Les dernières secondes de l’oeuvre sont salvatrices : nous sortons enfin des frontières du jeu pour rejoindre, en janvier 2023, Sam, Pinny et Mark au Theatre Royal Drury Lane, à Londres, recevant le prix de l’Innovation Award. Une consécration inattendue, mais amplement méritée, récompensant un projet qui aurait pu sombrer dans l’oubli, mais qui a su prouver sa pertinence et sa valeur… La première d’une longue série, après son tabac retentissant en festivals.
Ce moment encapsule toute la portée du film : ce projet n’était pas vain. Il n’était pas qu’une lubie née d’un confinement trop long, il a marqué quelque chose, en démontrant que le théâtre peut exister partout, même dans un jeu vidéo ouvert à tous les chaos.

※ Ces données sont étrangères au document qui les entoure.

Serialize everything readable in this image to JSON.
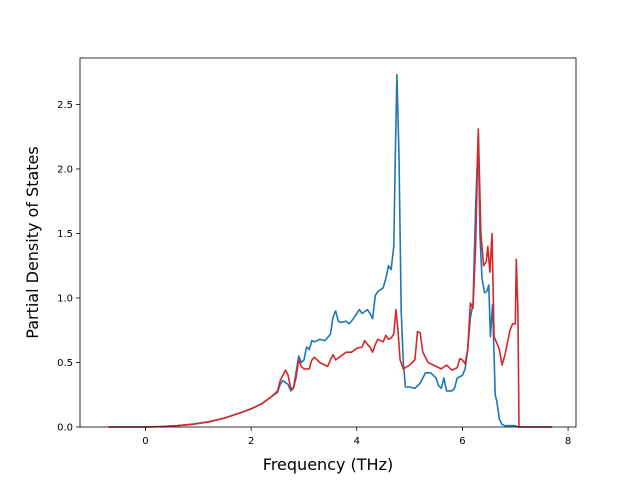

Shakespeare en 2025, toujours vivant, même à San Andreas
Finalement, comment mieux prouver l’intemporalité d’une œuvre que de voir Hamlet, pièce vieille de plusieurs siècles, transposée dans le médium le plus moderne et technologique de notre époque ? Qu’y a-t-il de plus puissant que de voir cette tragédie traverser les âges, survivre à toutes les épreuves, jusqu’à être jouée dans un univers virtuel comme celui de GTA online ?
Ce projet n’est pas une simple curiosité : il est la preuve que Shakespeare n’a jamais cessé d’être pertinent et que son texte résonne toujours, peu importe l’époque et le support. Et si Grand Theft Hamlet avait finalement offert à Hamlet l’une de ses adaptations les plus modernes, mais aussi l’une des plus fidèles à son essence ?

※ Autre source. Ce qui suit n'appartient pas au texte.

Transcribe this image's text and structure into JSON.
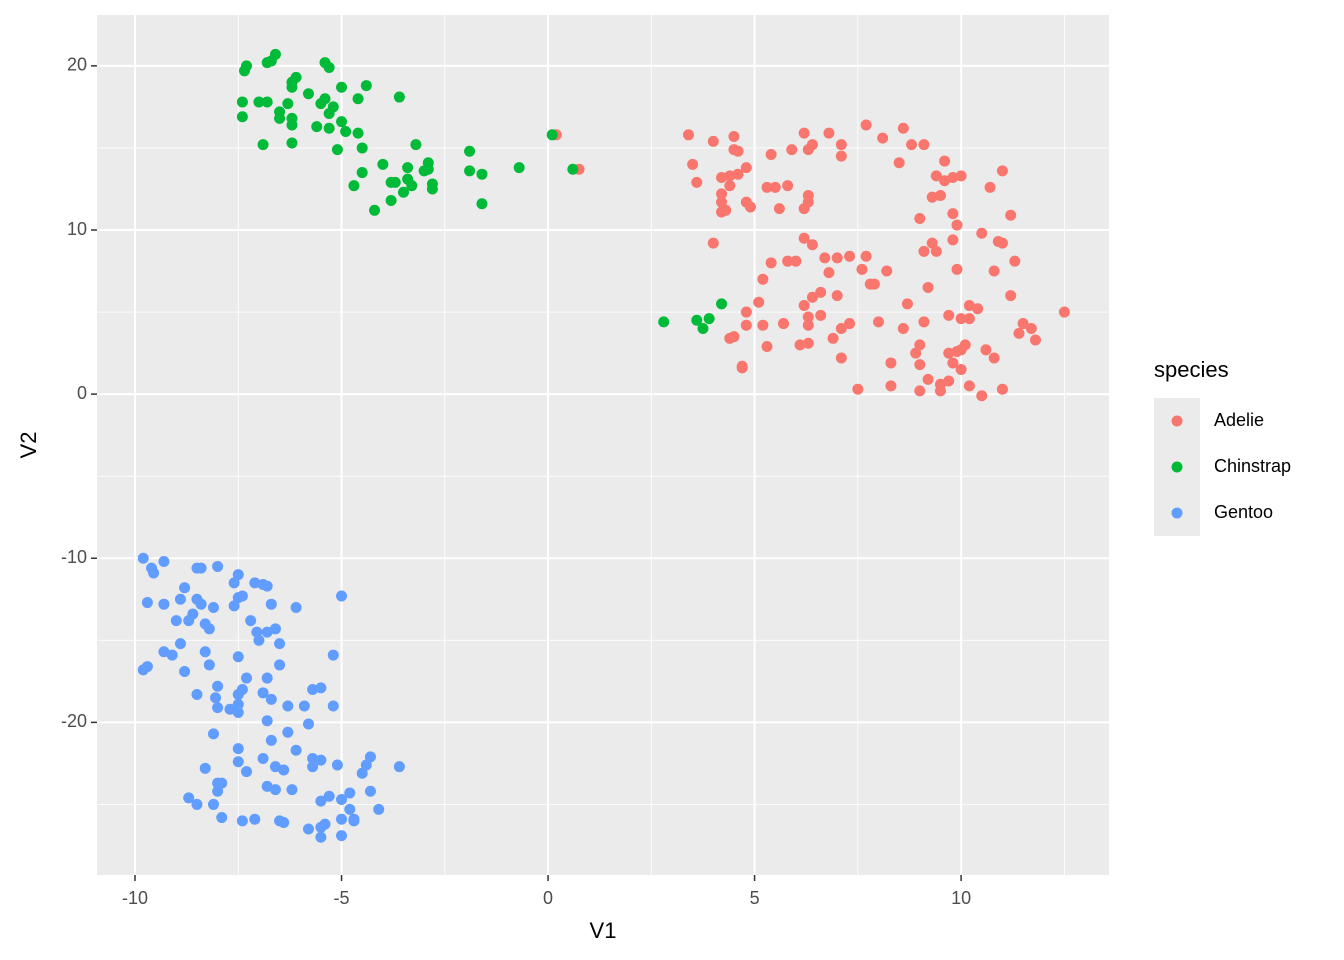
{
  "chart_data": {
    "type": "scatter",
    "x_label": "V1",
    "y_label": "V2",
    "legend_title": "species",
    "legend_position": "right",
    "xlim": [
      -10.92,
      13.58
    ],
    "ylim": [
      -29.3,
      23.1
    ],
    "xticks": [
      -10,
      -5,
      0,
      5,
      10
    ],
    "yticks": [
      -20,
      -10,
      0,
      10,
      20
    ],
    "x_minor_grid": [
      -7.5,
      -2.5,
      2.5,
      7.5,
      12.5
    ],
    "y_minor_grid": [
      -25,
      -15,
      -5,
      5,
      15
    ],
    "grid": true,
    "series": [
      {
        "name": "Adelie",
        "color": "#f8766d",
        "x": [
          0.2,
          0.75,
          3.4,
          3.5,
          3.6,
          4.0,
          4.5,
          4.5,
          4.6,
          4.2,
          4.4,
          4.6,
          4.8,
          4.4,
          4.2,
          4.2,
          4.2,
          4.3,
          4.8,
          4.9,
          5.3,
          5.5,
          5.4,
          5.8,
          5.6,
          5.9,
          6.2,
          6.4,
          6.3,
          6.8,
          7.1,
          7.1,
          6.3,
          6.3,
          6.2,
          7.7,
          8.1,
          8.6,
          8.8,
          9.1,
          8.5,
          9.6,
          9.8,
          10.0,
          9.6,
          9.4,
          9.3,
          9.5,
          10.7,
          11.0,
          9.0,
          9.8,
          9.9,
          10.5,
          11.2,
          9.3,
          9.1,
          9.4,
          9.8,
          9.9,
          10.9,
          11.0,
          11.3,
          4.0,
          6.2,
          6.4,
          5.8,
          6.0,
          5.4,
          6.7,
          7.0,
          7.3,
          7.7,
          7.6,
          7.9,
          7.8,
          6.8,
          6.6,
          6.4,
          6.2,
          5.2,
          5.1,
          4.8,
          5.7,
          6.3,
          6.3,
          6.6,
          7.1,
          7.3,
          7.0,
          8.2,
          8.6,
          8.7,
          9.1,
          9.2,
          9.7,
          10.0,
          10.2,
          10.2,
          10.4,
          10.8,
          11.2,
          11.4,
          11.5,
          11.7,
          11.8,
          12.5,
          4.4,
          4.5,
          4.8,
          5.3,
          5.2,
          6.1,
          6.3,
          6.9,
          7.1,
          8.0,
          8.3,
          8.9,
          9.0,
          9.0,
          9.2,
          9.5,
          9.7,
          9.5,
          9.7,
          9.9,
          9.8,
          10.0,
          10.1,
          10.2,
          10.6,
          10.8,
          10.5,
          11.0,
          9.0,
          8.3,
          7.5,
          4.7,
          4.7,
          10.0
        ],
        "values": [
          15.8,
          13.7,
          15.8,
          14.0,
          12.9,
          15.4,
          15.7,
          14.9,
          14.8,
          13.2,
          13.3,
          13.4,
          13.8,
          12.7,
          12.2,
          11.7,
          11.1,
          11.2,
          11.7,
          11.4,
          12.6,
          12.6,
          14.6,
          12.7,
          11.3,
          14.9,
          15.9,
          15.2,
          14.9,
          15.9,
          15.2,
          14.5,
          12.1,
          11.7,
          11.3,
          16.4,
          15.6,
          16.2,
          15.2,
          15.2,
          14.1,
          14.2,
          13.2,
          13.3,
          13.0,
          13.3,
          12.0,
          12.1,
          12.6,
          13.6,
          10.7,
          11.0,
          10.3,
          9.8,
          10.9,
          9.2,
          8.7,
          8.7,
          9.4,
          7.6,
          9.3,
          9.2,
          8.1,
          9.2,
          9.5,
          9.1,
          8.1,
          8.1,
          8.0,
          8.3,
          8.3,
          8.4,
          8.4,
          7.6,
          6.7,
          6.7,
          7.4,
          6.2,
          5.9,
          5.4,
          7.0,
          5.6,
          5.0,
          4.3,
          4.7,
          4.2,
          4.8,
          4.0,
          4.3,
          6.0,
          7.5,
          4.0,
          5.5,
          4.4,
          6.5,
          4.8,
          4.6,
          5.4,
          4.6,
          5.2,
          7.5,
          6.0,
          3.7,
          4.3,
          4.0,
          3.3,
          5.0,
          3.4,
          3.5,
          4.2,
          2.9,
          4.2,
          3.0,
          3.1,
          3.4,
          2.2,
          4.4,
          1.9,
          2.5,
          3.0,
          1.8,
          0.9,
          0.6,
          0.8,
          0.2,
          2.5,
          2.6,
          1.9,
          1.5,
          3.0,
          0.5,
          2.7,
          2.2,
          -0.1,
          0.3,
          0.2,
          0.5,
          0.3,
          1.7,
          1.6,
          2.7
        ]
      },
      {
        "name": "Chinstrap",
        "color": "#00ba38",
        "x": [
          -6.6,
          -7.3,
          -7.35,
          -6.7,
          -6.8,
          -5.4,
          -5.3,
          -6.1,
          -6.2,
          -6.2,
          -5.0,
          -4.4,
          -7.4,
          -7.0,
          -6.8,
          -6.5,
          -6.3,
          -5.8,
          -5.5,
          -5.4,
          -5.2,
          -4.6,
          -3.6,
          -7.4,
          -6.5,
          -6.2,
          -6.2,
          -5.6,
          -5.3,
          -5.3,
          -5.0,
          -4.9,
          -4.6,
          -6.9,
          -6.2,
          -5.1,
          -4.5,
          -3.2,
          -4.0,
          -3.4,
          -2.9,
          -2.9,
          -1.9,
          -4.5,
          -4.7,
          -3.8,
          -3.7,
          -3.4,
          -3.3,
          -3.5,
          -2.8,
          -2.8,
          -3.8,
          -4.2,
          -1.9,
          -1.6,
          -1.6,
          -0.7,
          0.1,
          0.6,
          2.8,
          3.6,
          3.9,
          3.75,
          4.2,
          -3.0
        ],
        "values": [
          20.7,
          20.0,
          19.7,
          20.3,
          20.2,
          20.2,
          19.9,
          19.3,
          19.0,
          18.7,
          18.7,
          18.8,
          17.8,
          17.8,
          17.8,
          17.2,
          17.7,
          18.3,
          17.7,
          18.0,
          17.5,
          18.0,
          18.1,
          16.9,
          16.8,
          16.8,
          16.4,
          16.3,
          17.1,
          16.2,
          16.6,
          16.0,
          15.9,
          15.2,
          15.3,
          14.9,
          15.0,
          15.2,
          14.0,
          13.8,
          14.1,
          13.7,
          14.8,
          13.5,
          12.7,
          12.9,
          12.9,
          13.1,
          12.7,
          12.3,
          12.8,
          12.5,
          11.8,
          11.2,
          13.6,
          13.4,
          11.6,
          13.8,
          15.8,
          13.7,
          4.4,
          4.5,
          4.6,
          4.0,
          5.5,
          13.6
        ]
      },
      {
        "name": "Gentoo",
        "color": "#619cff",
        "x": [
          -9.8,
          -9.6,
          -9.55,
          -9.3,
          -8.5,
          -8.4,
          -8.0,
          -7.6,
          -7.5,
          -7.1,
          -6.9,
          -6.8,
          -8.8,
          -8.5,
          -8.9,
          -9.7,
          -9.3,
          -8.4,
          -8.1,
          -7.5,
          -7.4,
          -7.6,
          -6.7,
          -6.1,
          -5.0,
          -8.6,
          -8.7,
          -9.0,
          -8.3,
          -8.2,
          -7.2,
          -7.05,
          -6.8,
          -6.6,
          -7.0,
          -6.5,
          -8.9,
          -9.3,
          -9.1,
          -8.3,
          -7.5,
          -8.2,
          -6.5,
          -5.2,
          -9.8,
          -9.7,
          -8.8,
          -7.3,
          -6.8,
          -7.4,
          -8.0,
          -8.5,
          -8.05,
          -7.5,
          -6.9,
          -6.7,
          -5.7,
          -5.5,
          -7.5,
          -8.0,
          -7.7,
          -7.5,
          -6.3,
          -5.9,
          -5.2,
          -6.8,
          -5.8,
          -8.1,
          -6.3,
          -6.7,
          -7.5,
          -6.1,
          -7.5,
          -6.9,
          -5.7,
          -5.5,
          -4.3,
          -8.3,
          -7.3,
          -6.6,
          -6.4,
          -5.7,
          -5.1,
          -4.5,
          -4.4,
          -3.6,
          -8.0,
          -8.0,
          -7.9,
          -6.8,
          -6.6,
          -6.2,
          -5.5,
          -5.3,
          -5.0,
          -4.8,
          -4.3,
          -4.1,
          -8.7,
          -8.5,
          -8.1,
          -7.9,
          -7.4,
          -7.1,
          -6.5,
          -6.4,
          -5.8,
          -5.5,
          -5.4,
          -5.0,
          -4.8,
          -4.7,
          -4.7,
          -5.0,
          -5.5
        ],
        "values": [
          -10.0,
          -10.6,
          -10.9,
          -10.2,
          -10.6,
          -10.6,
          -10.5,
          -11.5,
          -11.0,
          -11.5,
          -11.6,
          -11.7,
          -11.8,
          -12.5,
          -12.5,
          -12.7,
          -12.8,
          -12.8,
          -13.0,
          -12.4,
          -12.3,
          -12.9,
          -12.8,
          -13.0,
          -12.3,
          -13.4,
          -13.8,
          -13.8,
          -14.0,
          -14.3,
          -13.8,
          -14.5,
          -14.5,
          -14.3,
          -15.0,
          -15.2,
          -15.2,
          -15.7,
          -15.9,
          -15.7,
          -16.0,
          -16.5,
          -16.5,
          -15.9,
          -16.8,
          -16.6,
          -16.9,
          -17.3,
          -17.3,
          -18.0,
          -17.8,
          -18.3,
          -18.5,
          -18.3,
          -18.2,
          -18.6,
          -18.0,
          -17.9,
          -18.9,
          -19.1,
          -19.2,
          -19.4,
          -19.0,
          -19.0,
          -19.0,
          -19.9,
          -20.1,
          -20.7,
          -20.6,
          -21.1,
          -21.6,
          -21.7,
          -22.4,
          -22.2,
          -22.2,
          -22.3,
          -22.1,
          -22.8,
          -23.0,
          -22.7,
          -22.9,
          -22.7,
          -22.6,
          -23.1,
          -22.6,
          -22.7,
          -23.7,
          -24.2,
          -23.7,
          -23.9,
          -24.1,
          -24.1,
          -24.8,
          -24.5,
          -24.7,
          -24.3,
          -24.2,
          -25.3,
          -24.6,
          -25.0,
          -25.0,
          -25.8,
          -26.0,
          -25.9,
          -26.0,
          -26.1,
          -26.5,
          -26.4,
          -26.2,
          -25.9,
          -25.3,
          -25.9,
          -26.0,
          -26.9,
          -27.0
        ]
      }
    ]
  }
}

À mi-chemin entre la performance artistique, le documentaire de création, le machinima et l’expérience vidéoludique, Grand Theft Hamlet est un OVNI cinématographique. Drôle, touchant et profondément original, il réconcilie art classique et culture numérique, tout en proposant une réflexion sur notre rapport au virtuel.
En sublimant GTA online et en lui offrant une dimension poétique insoupçonnée, le film rappelle que le jeu vidéo n’est pas qu’un simple loisir, mais peut être un véritable outil d’expression. Un témoignage unique d’une époque où, confinés chez nous, nous avons trouvé refuge dans des mondes imaginaires.
Une tragédie ? Peut-être. Mais surtout, un magnifique hommage au pouvoir du média vidéoludique et à sa capacité à rassembler, même dans l’anarchie la plus totale.